There is definitely something wrong with me.

So, I've reported on the crick in my neck that's been haunting me for over a week now. The night before last, it shifted to a point in my back/shoulder. Now, it must be pinching a nerve, because I have limited control of my arm (weird? I know, right?). It feels a little bit like my right arm (I'm a righty - this is my luck) is almost foreign to my body. I can only lift it so far, and my shoulder and arm are in pain! Ouch! (I'm trying to type this one-handed.)

It's a little funny. My mom doesn't see the humor. She wants me to see a chiropractor, but I think it's getting better. (This is what I tell myself anyway. Denial isn't always a bad thing.)

If I appear absent for the next couple days, this is why.

Pain sucks. Sam signing out.

Thursday, July 9, 2009

I heart IKEA

This is the conversation from 7:30 this morning.

[Phone rings.]

Me: Hello?

Mom: Let's go to Illinois.

Me: [Sigh] IKEA?

Mom: Yeah.

Me: Can I shower first?

Mom: As long as I don't fall asleep before we go.

Me: Fine. I'm driving.

[Note: Mom is an RN that works third-shift in a telemetry/cardiac ward. Today is her one day off before the weekend - her weekend to work.]

Why IKEA?

A few months ago, we jumped on that very large IKEA band wagon. It seems that they can inspire the design imagination in us more than any other store - ever!

We've been to the one in Schaumburg, IL and Bloomington, MN. Bolingbrook is only about another 25 miles south of Schaumburg, so we figured we'd high-tail it on over. Thinking we were slick, trying to avoid the toll-roads, we took the scenic route. A couple of misdirects, some u-turns, and three hours later we arrived. I think by then IKEA lost all of its luster. Still, we made our pilgrimage. We particularly like the "little house" set-ups they have. And of course, these are different in each store; we were curious.

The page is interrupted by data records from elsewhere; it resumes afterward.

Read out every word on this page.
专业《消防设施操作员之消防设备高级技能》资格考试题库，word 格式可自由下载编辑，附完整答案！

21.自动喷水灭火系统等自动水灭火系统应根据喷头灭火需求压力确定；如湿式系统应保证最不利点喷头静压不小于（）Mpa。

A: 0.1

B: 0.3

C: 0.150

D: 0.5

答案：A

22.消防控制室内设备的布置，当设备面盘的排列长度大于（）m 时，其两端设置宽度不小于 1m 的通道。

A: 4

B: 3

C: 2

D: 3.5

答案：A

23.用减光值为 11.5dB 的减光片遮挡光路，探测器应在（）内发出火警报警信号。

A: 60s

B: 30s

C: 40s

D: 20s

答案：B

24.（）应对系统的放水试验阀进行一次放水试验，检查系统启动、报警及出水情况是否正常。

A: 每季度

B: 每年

After eating lunch, trekking through the store, being followed by a family with a child that had one very long tantrum through the whole thing, we left.

I guess we would always wonder what this one was like if we didn't go. But, I wasn't that impressed. I don't know if it was the kid or the fact that I was a little beat after the drive or the fact that I was practically dragging around my dead-weight mom. Whatever it was, I think that while I enjoyed myself some, it wasn't the same sort of experience I've had at the others. Go figure.

Why does the drive home always seem longer than the drive there? (I say that now, but when I'm dreading going somewhere, that drive there is the longest in history. Get it over with already!)

Speaking of long drives, when I was a kid, we lived in this town in ND for a couple years - Wahpeton. Whenever we wanted to hit the mall, it was a half-hour drive to Fergus Falls (in MN). That half-hour is the longest half-hour of your life - trust me! We still joke about that. It's funny. The land is so flat and you can see the town slowly getting closer, but it's like you'll never really reach it. In the summer, though, part of the drive was cool because of the sunflower fields. All you could see for miles around was these giant sunflowers. (That's if memory serves right. I haven't been up there in eighteen years.)

I might call it a night early. Six hours of driving and I didn't really get anywhere. It's almost a cruel joke. C'est la vie.